Lot 389 - 1925 Bean 12hp Open Tourer
|Odometer reading||9,499 miles|
|Estimate||£10,000 - £14,000|
Launched at the London Motor Show of 1919, the Bean 11.9 was the car that was supposed to revolutionise the UK motor industry. The brainchild of ambitious Brummie industrialist, John 'Jack' Harper Bean, it was essentially a modernised version of the Perry 11.9, about 400 of which were made in Tyseley, Birmingham, between 1914 and 1917. Bean bought out Perry in 1919 and transferred chassis production to his factory in Tipton which was kitted out, at vast expense, with all the latest production line technology from America. The bodies were made at his factory in nearby Dudley and were offered in coupé or open tourer style with either two or four seats. Advised by mass production experts poached from the US motor industry, Bean's goal was to become Britain's answer to Henry Ford, turning out 10,000 cars a year. Relatively light and nimble and capable of 50mph from its four cylinder sidevalve engine, the 1795cc Bean sold well and by July 1920 over 500 cars a month were rolling off the production lines. Spurred on by this early success, Bean embarked on an even more ambitious plan, raising six million pounds to acquire over a dozen more automotive firms with the new aim of producing 100,000 cars and lorries a year; 50,000 of which would be Beans.

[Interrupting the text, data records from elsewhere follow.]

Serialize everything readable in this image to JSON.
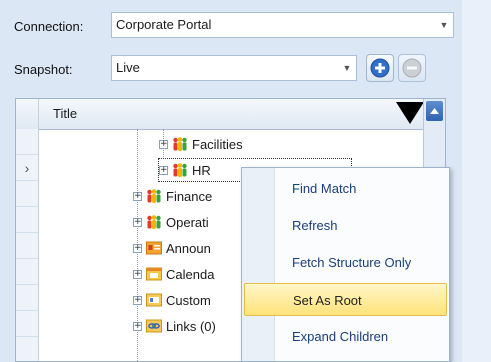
{
  "connection": {
    "label": "Connection:",
    "value": "Corporate Portal"
  },
  "snapshot": {
    "label": "Snapshot:",
    "value": "Live"
  },
  "buttons": {
    "add_icon": "plus-circle-icon",
    "remove_icon": "minus-circle-icon"
  },
  "grid": {
    "column_title": "Title",
    "items": [
      {
        "label": "Facilities",
        "icon": "people-group-icon"
      },
      {
        "label": "HR",
        "icon": "people-group-icon"
      },
      {
        "label": "Finance",
        "icon": "people-group-icon"
      },
      {
        "label": "Operati",
        "icon": "people-group-icon"
      },
      {
        "label": "Announ",
        "icon": "announcements-list-icon"
      },
      {
        "label": "Calenda",
        "icon": "calendar-list-icon"
      },
      {
        "label": "Custom",
        "icon": "custom-list-icon"
      },
      {
        "label": "Links (0)",
        "icon": "links-list-icon"
      }
    ]
  },
  "context_menu": {
    "items": [
      "Find Match",
      "Refresh",
      "Fetch Structure Only",
      "Set As Root",
      "Expand Children"
    ],
    "highlighted": "Set As Root"
  },
  "colors": {
    "accent": "#2d63b3",
    "highlight": "#ffe27a",
    "menu_text": "#1a3f7a"
  }
}
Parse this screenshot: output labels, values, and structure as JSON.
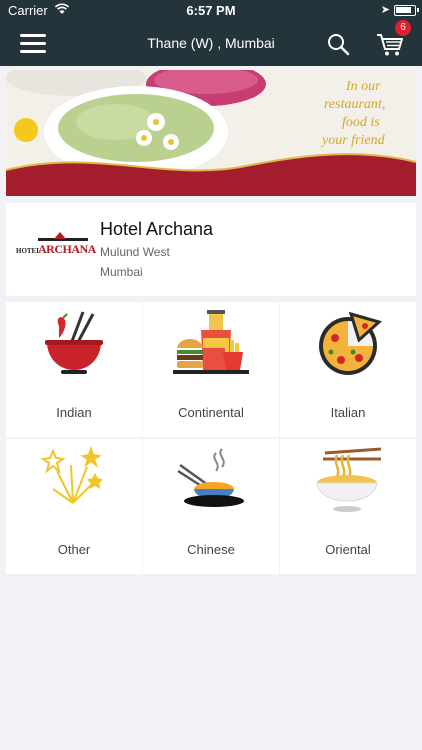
{
  "status_bar": {
    "carrier": "Carrier",
    "time": "6:57 PM"
  },
  "navbar": {
    "location": "Thane (W) , Mumbai",
    "cart_count": "6"
  },
  "banner": {
    "tagline_line1": "In our",
    "tagline_line2": "restaurant,",
    "tagline_line3": "food is",
    "tagline_line4": "your friend"
  },
  "restaurant": {
    "logo_small": "HOTEL",
    "logo_big": "ARCHANA",
    "name": "Hotel Archana",
    "area": "Mulund West",
    "city": "Mumbai"
  },
  "categories": [
    {
      "label": "Indian",
      "icon": "bowl-chopsticks-icon"
    },
    {
      "label": "Continental",
      "icon": "burger-fries-icon"
    },
    {
      "label": "Italian",
      "icon": "pizza-icon"
    },
    {
      "label": "Other",
      "icon": "sparkle-stars-icon"
    },
    {
      "label": "Chinese",
      "icon": "noodle-bowl-icon"
    },
    {
      "label": "Oriental",
      "icon": "ramen-bowl-icon"
    }
  ],
  "colors": {
    "header": "#23343a",
    "badge": "#e2202d",
    "brand_red": "#b01c24"
  }
}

Unfortunately, the economy suddenly collapsed at the end of 1920; Bean was left hopelessly over-exposed and his fledgling empire came crashing down around his ears. By 1922 the worst of the recession was over and Bean managed to raise sufficient capital to re-start production, albeit at a much reduced scale. Over the next two-and-a-half years the Bean 11.9 remained a popular car and some 7,500 were sold before production ceased in mid-1924 to make way for two newer and bigger models, the 14 and the 12. The Bean 12, a smaller version of the Bean 14 was launched in May 1924. Four models were available, ranging from a two seater plus dickey, a coupé, a four seater tourer and a brougham. Today less than 100 Bean cars are known to survive worldwide - the majority of them in Australia where a Bean 14 won everlasting fame by becoming, in 1924, the first motor car to drive across the continent and back; an epic 14,000 mile journey across the trackless, still largely unexplored outback.

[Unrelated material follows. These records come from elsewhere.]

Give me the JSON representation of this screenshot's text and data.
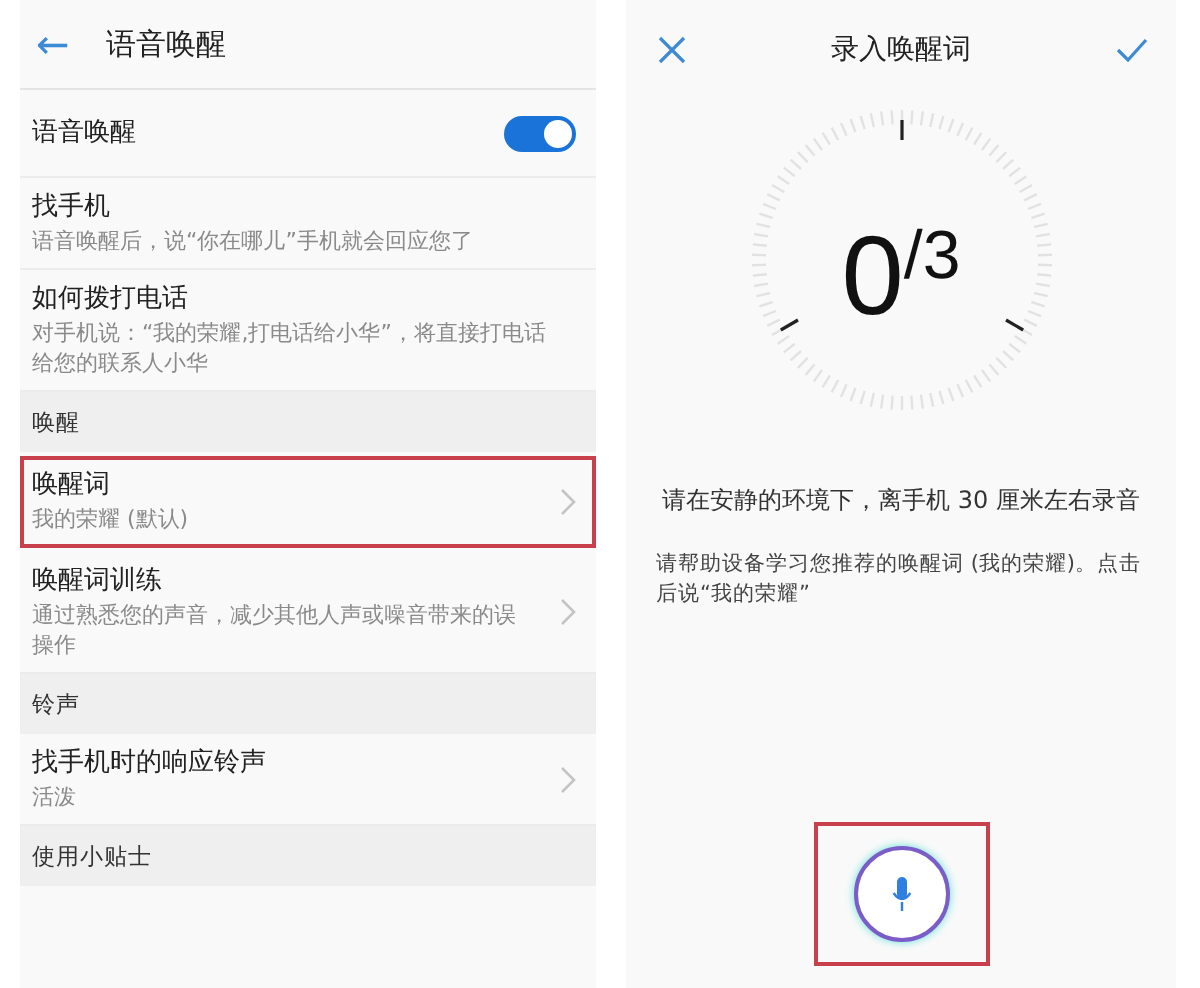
{
  "left_screen": {
    "header": {
      "back_icon": "←",
      "title": "语音唤醒"
    },
    "items": [
      {
        "kind": "toggle",
        "title": "语音唤醒",
        "on": true
      },
      {
        "kind": "item",
        "title": "找手机",
        "subtitle": "语音唤醒后，说“你在哪儿”手机就会回应您了"
      },
      {
        "kind": "item",
        "title": "如何拨打电话",
        "subtitle": "对手机说：“我的荣耀,打电话给小华”，将直接打电话给您的联系人小华"
      },
      {
        "kind": "section",
        "title": "唤醒"
      },
      {
        "kind": "link",
        "title": "唤醒词",
        "subtitle": "我的荣耀 (默认)",
        "highlighted": true
      },
      {
        "kind": "link",
        "title": "唤醒词训练",
        "subtitle": "通过熟悉您的声音，减少其他人声或噪音带来的误操作",
        "highlighted": false
      },
      {
        "kind": "section",
        "title": "铃声"
      },
      {
        "kind": "link",
        "title": "找手机时的响应铃声",
        "subtitle": "活泼",
        "highlighted": false
      },
      {
        "kind": "section",
        "title": "使用小贴士"
      }
    ]
  },
  "right_screen": {
    "header": {
      "title": "录入唤醒词"
    },
    "counter": "0$^{/3}$",
    "instruction": "请在安静的环境下，离手机 30 厘米左右录音",
    "hint": "请帮助设备学习您推荐的唤醒词 (我的荣耀)。点击后说“我的荣耀”",
    "mic_highlighted": true
  }
}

Presented as a birthday present by his grandfather at the tender age of four in 1969, this enchanting example is in largely original condition with just ongoing maintenance taking place. The family business, Adams Bristow Ltd, had its own workshops and so, aged seven, it was painted in the company colours of maroon over black. New front seats were a present at the age of 21 and all weather gear sometime after that. Often seen at the local Daffodil Rally in Berkshire and a participant of the Brooklands Test Hill, this largely original example currently has its cylinder head off for servicing but is aiming to be on again by auction day. Supplied with a file of bills and invoices, old MoT test certificates and the buff log book detailing the four previous owners as well as the highly collectable touring cap/temperature guage.
Interested parties should satisfy themselves as to the description and condition of each lot prior to the sale. Accordingly, buyers are on notice that each vehicle is offered ‘as is/as seen’ subject to the Terms and Conditions for the auction. Buyers are advised to inspect the vehicle in person or use a professional to carry out this service. Historics will not entertain disputes over descriptions.